Azione Cattolica: Salvatore (Cei), “su trasparenza e rendicontazione non si torna indietro”. “Scelta coraggiosa, farà scuola”

“Su trasparenza e rendicontazione non si torna indietro. Quella dell’Azione Cattolica è stata una decisione coraggiosa”. Non ha dubbi Mauro Salvatore, economo della Cei, intervenuto alla presentazione questa sera a Roma del primo “Bilancio di sostenibilità” dell’Azione Cattolica italiana (anno 2018). “In ambito ecclesiale – osserva – in passato ci si è poco occupati degli aspetti economici, ma il fatto che l’Azione Cattolica, la più importante associazione ecclesiale impegnata sia in ambito ecclesiale sia in ambito sociale, intervenga in maniera brillante in questa area della rendicontazione è importante; è la prima a farlo e farà scuola in un ambito in cui è impegnato tutto il mondo accademico e aziendale”. L’accountability, prosegue, “risponde al dovere morale di rendere conto delle proprie azioni: significa essere misurabile, leggibile, trasparente.
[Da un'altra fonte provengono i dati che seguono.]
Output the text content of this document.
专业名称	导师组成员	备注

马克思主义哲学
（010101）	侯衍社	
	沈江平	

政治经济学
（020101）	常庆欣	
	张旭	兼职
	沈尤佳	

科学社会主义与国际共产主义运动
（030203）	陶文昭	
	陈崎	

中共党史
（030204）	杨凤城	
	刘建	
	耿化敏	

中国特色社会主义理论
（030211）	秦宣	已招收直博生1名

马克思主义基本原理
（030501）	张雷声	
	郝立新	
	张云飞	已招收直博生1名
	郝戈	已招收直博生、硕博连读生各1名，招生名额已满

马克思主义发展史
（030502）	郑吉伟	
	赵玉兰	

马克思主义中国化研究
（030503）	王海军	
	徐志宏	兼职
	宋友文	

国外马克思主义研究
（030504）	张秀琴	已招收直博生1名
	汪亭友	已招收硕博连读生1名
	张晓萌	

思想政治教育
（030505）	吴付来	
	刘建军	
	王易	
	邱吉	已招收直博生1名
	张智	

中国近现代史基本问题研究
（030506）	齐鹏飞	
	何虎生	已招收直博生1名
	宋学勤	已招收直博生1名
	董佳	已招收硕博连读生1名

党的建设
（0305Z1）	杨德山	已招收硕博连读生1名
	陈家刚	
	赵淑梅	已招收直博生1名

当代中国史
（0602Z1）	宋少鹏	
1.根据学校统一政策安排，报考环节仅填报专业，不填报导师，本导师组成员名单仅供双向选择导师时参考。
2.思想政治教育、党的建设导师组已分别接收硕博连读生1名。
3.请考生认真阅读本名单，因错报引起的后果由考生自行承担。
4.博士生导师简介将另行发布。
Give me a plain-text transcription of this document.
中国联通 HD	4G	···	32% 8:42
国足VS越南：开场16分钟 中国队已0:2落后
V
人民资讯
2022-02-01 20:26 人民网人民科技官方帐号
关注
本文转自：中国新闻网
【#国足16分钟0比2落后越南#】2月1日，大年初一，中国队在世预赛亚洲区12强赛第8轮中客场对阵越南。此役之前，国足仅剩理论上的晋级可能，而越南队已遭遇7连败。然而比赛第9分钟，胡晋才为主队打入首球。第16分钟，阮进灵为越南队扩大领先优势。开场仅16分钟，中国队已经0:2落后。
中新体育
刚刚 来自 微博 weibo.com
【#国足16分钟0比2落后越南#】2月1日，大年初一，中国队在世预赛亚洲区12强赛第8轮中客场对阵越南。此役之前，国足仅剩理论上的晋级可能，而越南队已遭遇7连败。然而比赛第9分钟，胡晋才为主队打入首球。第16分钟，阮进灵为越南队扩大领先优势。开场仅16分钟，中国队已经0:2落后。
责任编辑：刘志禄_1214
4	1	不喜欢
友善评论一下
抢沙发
Papa Francesco chiede trasparenza e rendicontazione per far sì che iniziative anche economiche delle nostre realtà ecclesiali siano portare all’attenzione di tutti”. La Cei, dice ancora l’economo, “nel 2005 pubblicava le istruzioni amministrative e già si parlava di pubblicazione dei bilanci. Quante parrocchie oggi pubblicano i bilanci? Sono davvero poche. Nel 2016 la Cei prese la decisione di obbligare le diocesi a pubblicare i propri bilanci e a dare conto dell’utilizzo dell’8xmille. Nel 2018 La Cei ha adottato la certificazione esterna del bilancio. Nel maggio 2019 speriamo di pubblicare il rendiconto dell’utilizzo dell’8xmille fino nei rivoli”. Per Salvatore, molte aziende utilizzano gli aspetti del sociale, di missione, di responsabilità “come azione di marketing o di fundraising. Qui non siamo in questo campo né in quello della doverosità; per questo è una scelta di grande responsabilità e valore”.